- Количество слайдов: 47
DATA COLLECTION STRATEGY AND INTEGRATED SOLUTIONS CES Seminar, Geneva, 13 -15 June 2005 CODACMOS PROJECT CLUSTER OF DATA COLLECTION INTEGRATION AND METADATA SYSTEMS FOR OFFICIAL STATISTICS (1. 11. 2002 – 31. 10. 2004)
The CODACMOS problem How to improve processes between the Data Collectors and the Data Respondents with the primary focus on the respondent needs, in order to: a) improve the data quality; b) making easier and more efficient the task of electronic responding; c) obey to the rules of confidentiality; d) simplify the information asked.
CODACMOS main objectives Review and rationalize the state of art on the solutions proposed so far on electronic Data Collection and exchange, as well as on the metadata involved.

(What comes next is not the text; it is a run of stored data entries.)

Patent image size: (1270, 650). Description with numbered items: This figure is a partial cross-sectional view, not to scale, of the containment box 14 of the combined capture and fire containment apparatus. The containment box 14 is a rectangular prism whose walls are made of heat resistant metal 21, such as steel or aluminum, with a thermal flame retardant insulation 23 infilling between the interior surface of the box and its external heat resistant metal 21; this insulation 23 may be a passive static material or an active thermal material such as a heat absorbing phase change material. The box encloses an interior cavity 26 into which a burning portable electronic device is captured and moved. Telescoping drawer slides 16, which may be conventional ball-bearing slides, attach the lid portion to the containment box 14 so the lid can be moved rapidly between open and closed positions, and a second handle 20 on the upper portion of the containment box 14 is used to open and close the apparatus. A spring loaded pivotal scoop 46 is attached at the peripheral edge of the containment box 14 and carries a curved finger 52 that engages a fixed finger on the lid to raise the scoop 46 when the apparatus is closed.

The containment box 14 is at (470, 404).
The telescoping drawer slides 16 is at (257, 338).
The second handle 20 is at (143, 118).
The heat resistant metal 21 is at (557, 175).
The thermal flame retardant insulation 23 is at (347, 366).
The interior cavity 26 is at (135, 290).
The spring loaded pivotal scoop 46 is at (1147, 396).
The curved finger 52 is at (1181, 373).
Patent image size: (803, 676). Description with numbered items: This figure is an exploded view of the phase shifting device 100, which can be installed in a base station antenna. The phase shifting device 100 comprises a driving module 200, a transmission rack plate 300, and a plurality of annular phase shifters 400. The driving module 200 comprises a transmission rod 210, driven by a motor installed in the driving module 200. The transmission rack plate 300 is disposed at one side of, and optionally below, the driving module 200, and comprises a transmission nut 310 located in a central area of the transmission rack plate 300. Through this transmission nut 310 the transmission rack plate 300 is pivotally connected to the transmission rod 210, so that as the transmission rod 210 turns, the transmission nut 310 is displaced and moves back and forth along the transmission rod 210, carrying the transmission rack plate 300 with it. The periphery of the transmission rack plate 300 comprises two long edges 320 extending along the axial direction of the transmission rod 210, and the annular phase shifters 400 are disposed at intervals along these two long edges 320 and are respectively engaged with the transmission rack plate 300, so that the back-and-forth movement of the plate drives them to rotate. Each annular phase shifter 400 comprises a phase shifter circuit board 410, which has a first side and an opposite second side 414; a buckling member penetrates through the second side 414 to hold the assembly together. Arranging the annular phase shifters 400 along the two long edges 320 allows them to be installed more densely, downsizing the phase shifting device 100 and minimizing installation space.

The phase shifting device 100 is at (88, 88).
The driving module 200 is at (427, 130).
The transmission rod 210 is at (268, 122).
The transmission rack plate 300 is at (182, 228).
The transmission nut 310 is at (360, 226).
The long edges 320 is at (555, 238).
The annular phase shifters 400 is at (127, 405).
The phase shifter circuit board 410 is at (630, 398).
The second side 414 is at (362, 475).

CODACMOS main objectives Identify two experimental field areas and implement demonstrations for selected solutions (or models) on the integration of different data sources, such as existing archives /registers or other administrative data, collected for statistical purposes.
CODACMOS main objectives On the basis of the demonstrations and through a wide consultation, specify EU key issues for the standardization / harmonization of data collection models and methods and for the description of metadata standards.
The framework for data collection
The data to be collected from the respondents should fulfil the following conditions: Metadata should be harmonized between the data collectors: differences between questions on the same object should be avoided or at least explained
…the conditions (2) Metadata should be published Data already provided by a respondent to a data collector should be collected by other data collectors by secondary data collection
…the conditions (3) Confidentiality of data (content during e-transport) Available in the automated information systems of the businesses
An important question to be answered is: “What do we expect from the politicians in the field of e-Government, from the NSI’s and Eurostat? ” to facilitate an effective electronic data collection process minimizing the administrative burden for the respondents. To reach this goal the following areas in which further work and research is necessary:
WHAT IT IS NEEDED (1) A national portal for EDI (electronic data interchange) for reporting by businesses and households to government agencies: to be used by all governmental institutions collecting data from households, enterprises or other institutions.
WHAT IT IS NEEDED(2) Standard software modules for operation of administrative base registers: The project should cover primary EDI for establishing and operating administrative base registers for person, workplace and dwelling (land/property/building/dwelling/ address).
WHAT IT IS NEEDED (3) Central metadata register of reporting obligations for businesses: to establish a central metadata register where all government institutions must register their metadata before they are permitted to capture the associated data from enterprises, including the organization around the metadata register (responsibilities for set up and maintenance, etc. ).
WHAT IT IS NEEDED (4) Metadata model for data from individuals: To establish a metadata model which all government agencies must use when they collect data directly from individuals or request such data from other government agencies.
WHAT IT IS NEEDED (5) Central metadata register of reporting for individuals: To establish a central metadata register where all government agencies must register their metadata before they request associated data from individuals.
WHAT IT IS NEEDED (6) A common EDI system for reporting enterprise accounts: further initiative to create a European system for enterprise accounts, internal procedures of the enterprise and direct reporting to government agencies such as tax, register of accounts for limited companies and the national statistical institute.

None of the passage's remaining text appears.